La vague de contrôles de capitaux doit s’interpréter comme le recours au pragmatisme et la fin d’une idéologie qui donne l’avantage systématique à des solutions de libéralisation des marchés. Les autorités n’hésiteront plus à utiliser des moyens hétérodoxes et ne se contenteront plus d’interventions discrétionnaires sur le marché des changes. Une régulation plus ferme de l’ouverture financière devient un outil parmi d’autres permettant de lutter contre l’appréciation excessive des devises et les conséquences potentiellement déstabilisantes des entrées de capitaux sur le prix des actifs et le cycle de crédit.

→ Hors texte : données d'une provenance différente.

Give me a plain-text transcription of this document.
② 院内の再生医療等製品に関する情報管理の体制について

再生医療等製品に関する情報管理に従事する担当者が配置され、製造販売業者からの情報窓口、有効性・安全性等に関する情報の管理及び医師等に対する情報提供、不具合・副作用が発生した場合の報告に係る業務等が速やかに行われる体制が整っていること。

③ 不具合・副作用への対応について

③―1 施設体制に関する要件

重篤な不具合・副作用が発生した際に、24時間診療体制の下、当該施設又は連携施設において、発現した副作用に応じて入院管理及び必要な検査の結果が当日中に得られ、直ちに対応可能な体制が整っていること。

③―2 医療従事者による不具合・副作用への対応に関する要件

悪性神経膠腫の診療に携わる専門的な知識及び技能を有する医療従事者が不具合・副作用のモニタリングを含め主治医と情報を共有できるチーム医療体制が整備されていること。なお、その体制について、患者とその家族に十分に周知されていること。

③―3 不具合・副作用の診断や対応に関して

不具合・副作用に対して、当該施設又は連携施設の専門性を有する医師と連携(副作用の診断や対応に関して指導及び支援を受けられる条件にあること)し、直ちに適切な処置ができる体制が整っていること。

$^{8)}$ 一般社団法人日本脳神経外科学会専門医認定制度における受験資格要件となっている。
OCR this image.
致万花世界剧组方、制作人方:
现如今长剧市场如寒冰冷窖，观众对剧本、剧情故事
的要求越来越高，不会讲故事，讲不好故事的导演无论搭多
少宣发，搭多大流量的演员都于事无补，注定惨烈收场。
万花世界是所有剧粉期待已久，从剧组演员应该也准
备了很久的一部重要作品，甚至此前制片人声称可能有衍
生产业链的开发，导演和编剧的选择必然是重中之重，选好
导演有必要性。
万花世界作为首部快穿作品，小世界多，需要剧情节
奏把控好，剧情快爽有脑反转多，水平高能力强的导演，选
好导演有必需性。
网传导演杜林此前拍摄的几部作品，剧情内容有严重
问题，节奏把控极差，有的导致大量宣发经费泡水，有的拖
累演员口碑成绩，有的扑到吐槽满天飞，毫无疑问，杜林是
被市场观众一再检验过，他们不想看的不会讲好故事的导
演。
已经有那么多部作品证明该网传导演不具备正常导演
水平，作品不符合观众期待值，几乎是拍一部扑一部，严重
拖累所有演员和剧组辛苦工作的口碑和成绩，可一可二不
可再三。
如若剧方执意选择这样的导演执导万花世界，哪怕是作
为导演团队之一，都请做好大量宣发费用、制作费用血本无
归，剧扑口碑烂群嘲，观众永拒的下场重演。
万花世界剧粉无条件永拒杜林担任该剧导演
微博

Mais dans l’hypothèse d’une régulation accrue des entrées de capitaux, nous pourrions assister à un affaiblissement du scénario de sortie de crise que le G20 et le FMI ont cherché à piloter en privilégiant la coopération internationale et qui est actuellement largement tiré par le dynamisme des pays émergents. En effet, si plusieurs BRIC (Brésil, Russie, Inde, Chine) devaient opter pour un contrôle accru des capitaux entrants, les volumes détournés seraient si importants que cela risquerait de déstabiliser des marchés de taille plus petite et parfois beaucoup moins profonds. L’adoption de ce type de mesures par certains grands pays émergents pourrait donc conduire les autres à faire de même. Ceci se traduirait par une remise en cause profonde de la globalisation financière et une transformation sensible du financement de la croissance des pays émergents.